Ama orda değiliz, Başka
bir Cumhuriyette başka bir demokratik ülkedeyiz.
Baş şehirlerinde sizin adınızı
verdikleri bir büyük cadde var. 29 Ekimde büyük tören yapmışlar orda, biz de burda
kutladık 89. yılı. Bir gün sonra kutladık ama olsun, güzel güzel giyindik, eski zaman 29 Ekim
balolarına gider gibi süslendik,
Yakama bayrak rozetimi taktım, eşime Atatürk olanını. Bir sürü
insanlarla tanıştık orda, onlar da güzel güzel giyinmişler, uzun şıkırdılı
elbiseler, sariler, türbanlar; Türkiye’yi tanıyanlar da vardı, daha hiç gitmemiş
olanlar da. Ordan burdan konuştuk; bize içinde karpuz taneleri olan nar
şerbeti ikram ettiler, narın
güzelliğinden, Türkiye’nin yemeklerinden, gezilecek yerlerinden konuştuk. Sonrada darbukalı, kanunlu, kemanlı fasıl heyeti dinledik. ‘deli,
divane gönül’ diye dum tekeden evvel, film salonlarında bile milli mars çalınan bu ülkede hele Cumhuriyet gününde Istiklal
marşı söylenmeyince biraz mahsun olduk.
‘Ne mutlu Türküm diyene’ dedi Başkonsolos, bir de güzel anlattı ne demek
olduğunu. Gözüm doldu,
elim ayağım titredi. Uzakta olmak zor şey.
Türkiye’de de olmak pek kolay değil anlaşılan. 29 Ekim de Anıt Kabir'e
gitmek için çok uğraştılar,
akşamda Cumhuriyet Balosu olamadı bildiğim kadarı ile. Olsaydı da çok az
politikacı sizin kadar yakışıklı dururdu kalabalığın önünde. Torenlerde siyah fötr
şapka elinizde balkondan ahaliyi gururla selamlayan
bir siz vardınız sanki.
Bu sene ne yapılacak Türkiye’de bilmiyorum*, dedim ya uzakta olmak çok
zor. Burda benim bayrağım var, gittiğim her yere
götürdüğüm, kırmızi beyaz balonlarımda var. Burda otururum balkonuma, şöyle güzel bir Türk kahvesi
yaparım, sizin hasır sandalyeli,
yuvarlak masalı bir fotoğrafınız
var ya, beyaz takım elbise ile oturmuşsunuz, ayak ayak üstüne atmış
şöyle bir soluklanıyorsunuz, bol köpüklü,
sade bir kahve eşliğinde. Ben de aynı öyle yaparım, Sizden sonra ‘onder’

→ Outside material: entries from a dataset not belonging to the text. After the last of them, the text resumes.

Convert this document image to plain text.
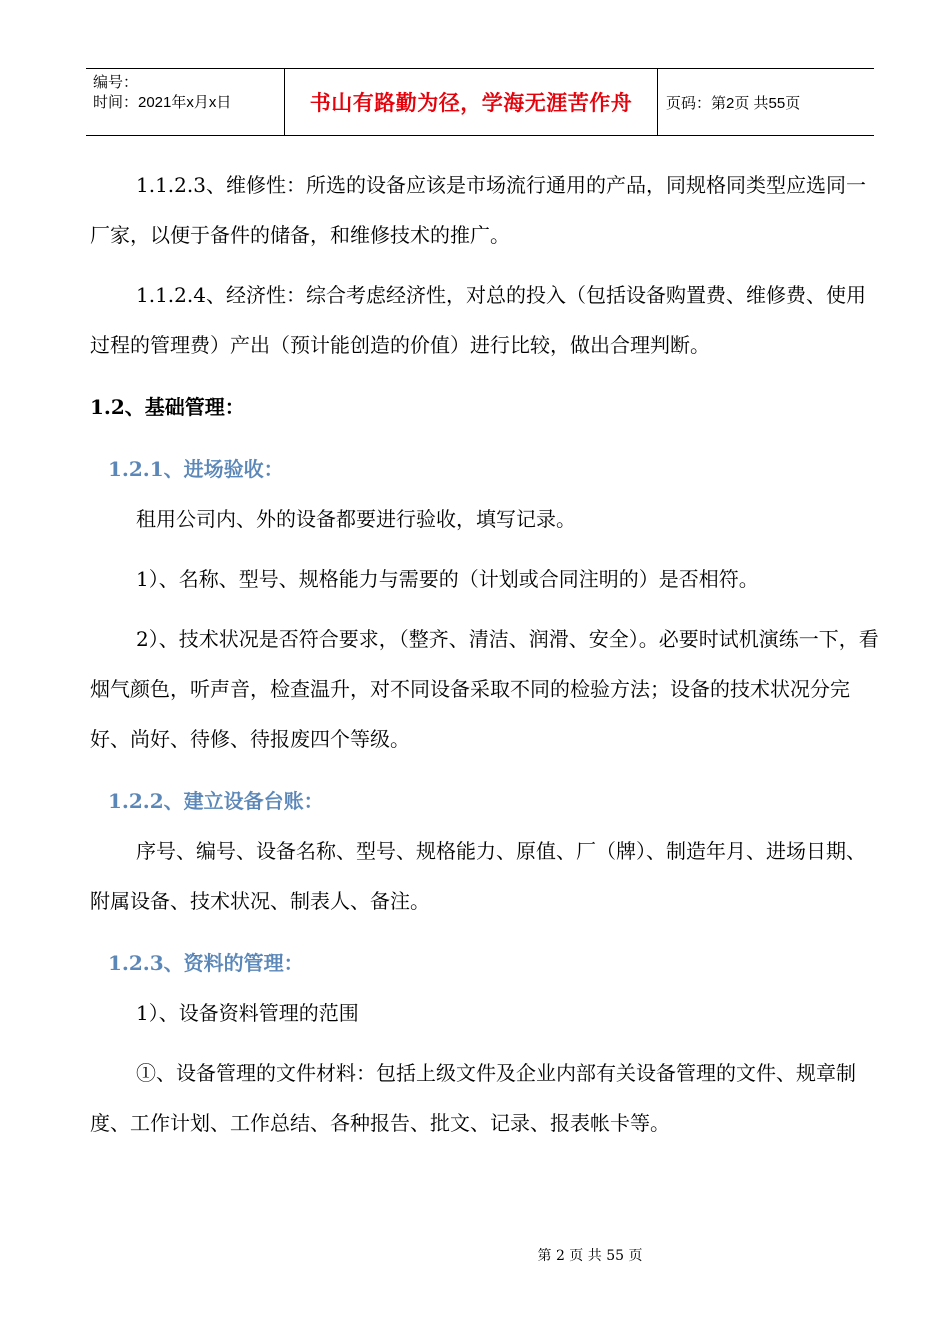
编号：
时间：2021年x月x日	书山有路勤为径，学海无涯苦作舟	页码：第2页 共55页

1.1.2.3、维修性：所选的设备应该是市场流行通用的产品，同规格同类型应选同一厂家，以便于备件的储备，和维修技术的推广。

1.1.2.4、经济性：综合考虑经济性，对总的投入（包括设备购置费、维修费、使用过程的管理费）产出（预计能创造的价值）进行比较，做出合理判断。

1.2、基础管理：
1.2.1、进场验收：

租用公司内、外的设备都要进行验收，填写记录。

1）、名称、型号、规格能力与需要的（计划或合同注明的）是否相符。

2）、技术状况是否符合要求，（整齐、清洁、润滑、安全）。必要时试机演练一下，看烟气颜色，听声音，检查温升，对不同设备采取不同的检验方法；设备的技术状况分完好、尚好、待修、待报废四个等级。

1.2.2、建立设备台账：

序号、编号、设备名称、型号、规格能力、原值、厂（牌）、制造年月、进场日期、附属设备、技术状况、制表人、备注。

1.2.3、资料的管理：

1）、设备资料管理的范围

①、设备管理的文件材料：包括上级文件及企业内部有关设备管理的文件、规章制度、工作计划、工作总结、各种报告、批文、记录、报表帐卡等。

第 2 页 共 55 页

diyebileceğimiz kimsenin çıkmamasını, artık genç olmasam da hitabenizdeki
birinci vazifemi düşünüp, sevdiğiniz şarkılardan bir iki tanesini dinleyerek kendi yaptığım kahvemi
içerim burada.
*Türkiye ayağa kalkmış, Anıt Kabir’e akmış vatandaş, İzmir’de Atatürk
portresi çizilmiş insanlarla, İstanbul bayrak içinde. Bu bilgileri
bir gün sonra ekliyebiliyorum, Internet bağlantısı bir geliyor bir gidiyor.